I happened to come by this incredible storytelling when I came across the sequel, Rain. From the synopsis, it looked like quite the intriguing read – complimented by it’s parchment-like cover and vibrant colors. If you judge a book by its cover, then this is the best judgement you could make. It’s beautiful.

The book starts in modern-day Japan when 16-year-old Katie Greene, hailing from the US, moves in with her aunt, Diane, after the death of her mother. She is thrown into a whole new culture and doesn’t even know the language. The first chapter begins with Katie braving the school where a massive breakup is occurring. With writing that makes you feel like you’re watching anime, she observes the disintegration of the handsome and best kendo warrior Yuu Tomohiro’s relationship. When his ex-girlfriend throws his sketchbook, the pages fling across the hallway. Katie picks up one where a young woman sits on a bench with an obvious baby bump is sketched onto it. The picture moves and the girl stares straight at Katie. This revelation unravels to a hectic and dangerous series of events as Katie begins to question who Tomohiro is and his abilities. His abilities that are beautiful conjurings that could turn monstrous at the second they slide off the page. Tomohiro attempts to keep her at bay but as Katie begins to notice special abilities within herself, fate forcibly draws them together.

The rose barely moved as I looked at it, its petals fluttering softly in the drafty airport. It almost looked normal. In fact, it was beautiful, the same beauty I saw in Tomohiro’s eyes when he gazed at the wagtails or the sukura trees, when he gave them life in his notebook. The look in his eyes when he gazed at me.

Despite Tomohiro’s efforts, their destiny twine together and love begins to blossom between them. Together, they face his powers against the Yukuza, the Japanese gang, who relentlessly try to expose his powers and use him to their own greedy end while an unseen force works in the background to use Tomohiro for their own end…

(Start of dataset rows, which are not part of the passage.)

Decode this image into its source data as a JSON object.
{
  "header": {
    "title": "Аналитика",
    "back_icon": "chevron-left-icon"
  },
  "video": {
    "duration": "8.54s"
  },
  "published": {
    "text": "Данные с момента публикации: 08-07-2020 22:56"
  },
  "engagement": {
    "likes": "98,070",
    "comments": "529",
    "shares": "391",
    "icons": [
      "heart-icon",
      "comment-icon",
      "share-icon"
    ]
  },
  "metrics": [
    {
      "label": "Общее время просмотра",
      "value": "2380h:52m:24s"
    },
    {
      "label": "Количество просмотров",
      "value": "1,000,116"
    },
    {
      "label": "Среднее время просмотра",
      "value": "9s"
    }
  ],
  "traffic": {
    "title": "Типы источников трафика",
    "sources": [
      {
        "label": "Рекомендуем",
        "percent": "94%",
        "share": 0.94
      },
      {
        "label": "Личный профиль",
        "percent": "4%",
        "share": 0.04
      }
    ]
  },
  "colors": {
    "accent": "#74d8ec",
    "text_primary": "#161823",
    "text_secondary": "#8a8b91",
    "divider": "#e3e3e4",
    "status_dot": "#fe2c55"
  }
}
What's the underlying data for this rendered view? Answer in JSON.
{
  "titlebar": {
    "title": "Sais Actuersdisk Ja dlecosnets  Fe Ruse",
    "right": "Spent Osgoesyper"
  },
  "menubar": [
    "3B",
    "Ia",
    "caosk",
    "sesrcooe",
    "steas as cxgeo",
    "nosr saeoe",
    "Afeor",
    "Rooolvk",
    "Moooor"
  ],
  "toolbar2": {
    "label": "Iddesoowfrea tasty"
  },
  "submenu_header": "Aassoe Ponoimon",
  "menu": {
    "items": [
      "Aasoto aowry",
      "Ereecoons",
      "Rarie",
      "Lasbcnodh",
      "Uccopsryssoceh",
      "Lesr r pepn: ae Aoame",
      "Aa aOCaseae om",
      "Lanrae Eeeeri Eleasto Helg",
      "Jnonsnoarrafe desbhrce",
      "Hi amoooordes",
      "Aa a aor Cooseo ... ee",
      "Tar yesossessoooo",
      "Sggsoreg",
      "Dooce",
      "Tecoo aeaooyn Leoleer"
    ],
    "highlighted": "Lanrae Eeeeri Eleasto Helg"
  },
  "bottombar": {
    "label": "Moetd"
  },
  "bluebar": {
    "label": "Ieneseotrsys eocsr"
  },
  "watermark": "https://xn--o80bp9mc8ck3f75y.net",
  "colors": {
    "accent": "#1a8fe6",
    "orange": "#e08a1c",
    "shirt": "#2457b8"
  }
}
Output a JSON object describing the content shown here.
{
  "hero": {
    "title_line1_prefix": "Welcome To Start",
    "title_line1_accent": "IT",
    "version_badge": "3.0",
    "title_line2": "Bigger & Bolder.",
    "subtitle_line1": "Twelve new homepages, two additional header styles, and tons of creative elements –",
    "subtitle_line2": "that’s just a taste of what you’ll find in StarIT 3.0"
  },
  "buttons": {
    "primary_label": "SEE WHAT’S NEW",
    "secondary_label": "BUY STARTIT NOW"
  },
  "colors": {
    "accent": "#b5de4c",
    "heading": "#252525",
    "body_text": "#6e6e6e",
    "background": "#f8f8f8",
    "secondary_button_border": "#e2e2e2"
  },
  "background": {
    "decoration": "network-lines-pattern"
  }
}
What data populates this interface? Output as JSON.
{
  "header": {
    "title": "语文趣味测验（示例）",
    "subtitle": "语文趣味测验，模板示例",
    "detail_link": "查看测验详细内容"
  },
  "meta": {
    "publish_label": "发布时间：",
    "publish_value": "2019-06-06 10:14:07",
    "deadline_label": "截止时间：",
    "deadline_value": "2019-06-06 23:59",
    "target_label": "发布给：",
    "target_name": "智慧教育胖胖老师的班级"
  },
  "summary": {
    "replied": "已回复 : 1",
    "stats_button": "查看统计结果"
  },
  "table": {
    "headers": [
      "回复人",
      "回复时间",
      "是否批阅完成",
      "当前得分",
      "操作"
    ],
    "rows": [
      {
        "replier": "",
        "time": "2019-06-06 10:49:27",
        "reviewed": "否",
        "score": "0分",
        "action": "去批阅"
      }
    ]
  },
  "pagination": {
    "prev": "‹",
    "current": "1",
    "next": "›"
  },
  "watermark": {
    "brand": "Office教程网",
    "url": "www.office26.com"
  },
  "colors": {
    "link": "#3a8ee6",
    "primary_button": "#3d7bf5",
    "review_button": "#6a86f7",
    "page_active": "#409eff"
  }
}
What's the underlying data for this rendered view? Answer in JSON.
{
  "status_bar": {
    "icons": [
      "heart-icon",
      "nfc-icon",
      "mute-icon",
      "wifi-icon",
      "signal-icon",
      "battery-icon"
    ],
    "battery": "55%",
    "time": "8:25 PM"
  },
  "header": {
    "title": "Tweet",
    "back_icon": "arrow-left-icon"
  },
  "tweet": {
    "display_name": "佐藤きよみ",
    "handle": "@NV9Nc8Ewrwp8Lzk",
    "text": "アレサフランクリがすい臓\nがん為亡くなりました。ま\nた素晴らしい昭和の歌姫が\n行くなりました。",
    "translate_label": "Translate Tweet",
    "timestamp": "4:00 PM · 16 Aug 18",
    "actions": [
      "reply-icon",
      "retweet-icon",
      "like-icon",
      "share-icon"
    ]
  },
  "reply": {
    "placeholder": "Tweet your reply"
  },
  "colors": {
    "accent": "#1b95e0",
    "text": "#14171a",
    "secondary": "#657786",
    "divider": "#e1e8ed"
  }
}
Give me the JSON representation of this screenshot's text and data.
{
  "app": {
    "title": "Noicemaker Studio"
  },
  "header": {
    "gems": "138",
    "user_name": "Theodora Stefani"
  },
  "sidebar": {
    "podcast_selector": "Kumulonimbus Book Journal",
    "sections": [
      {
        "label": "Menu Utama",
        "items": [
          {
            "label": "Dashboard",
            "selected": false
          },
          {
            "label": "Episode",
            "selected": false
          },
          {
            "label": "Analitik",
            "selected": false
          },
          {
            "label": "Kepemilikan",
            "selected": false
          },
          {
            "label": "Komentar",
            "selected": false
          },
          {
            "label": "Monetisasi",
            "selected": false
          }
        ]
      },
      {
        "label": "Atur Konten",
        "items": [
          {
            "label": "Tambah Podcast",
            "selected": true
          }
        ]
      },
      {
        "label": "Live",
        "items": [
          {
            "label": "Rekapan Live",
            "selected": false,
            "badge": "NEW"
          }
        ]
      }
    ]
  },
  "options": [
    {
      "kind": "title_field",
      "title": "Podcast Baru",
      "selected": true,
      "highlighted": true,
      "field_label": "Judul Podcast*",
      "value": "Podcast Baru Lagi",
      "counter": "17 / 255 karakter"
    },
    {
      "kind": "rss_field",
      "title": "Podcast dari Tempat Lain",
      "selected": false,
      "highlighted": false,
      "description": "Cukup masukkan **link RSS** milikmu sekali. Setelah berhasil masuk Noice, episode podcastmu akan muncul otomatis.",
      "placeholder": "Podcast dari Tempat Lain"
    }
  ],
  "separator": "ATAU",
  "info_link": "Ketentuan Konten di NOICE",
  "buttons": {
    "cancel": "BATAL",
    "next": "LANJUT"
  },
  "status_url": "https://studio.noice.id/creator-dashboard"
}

This book is well written. I couldn’t put the book down. It felt like I was reading manga which is an odd yet inspiring way to read a book written in words. Amanda Sun is an amazing storyteller and every new secret revealed is a firework. It never leaves you bored. The one thing I wasn’t too crazy about when it came to the book was the main character Katie. She seemed incredibly insecure a lot of the time and always second-guessing herself. I guess you could say that she isn’t the stereotypical strong-woman-beats-world. In this case, though, she fits right into the story that the author created. I think if she had been that typical strong woman, it would’ve made the story less beautiful and sensitive.

I couldn’t just run out of the airport. That wasn’t the way real life worked. Maybe in Japanese dramas, or the bad Hollywood flicks we watched in English Club. But I had a ticket in my jeans pocket, a suitcase on the seat beside me. You can’t just pick up and leave in real life. Can you?

I would definitely recommend this book to anyone who wants a new, fresh adventure outside of their comfort zone. It’s totally different than anything I have ever read. It was enlightening and a taste of a unique world while sitting in your bedroom.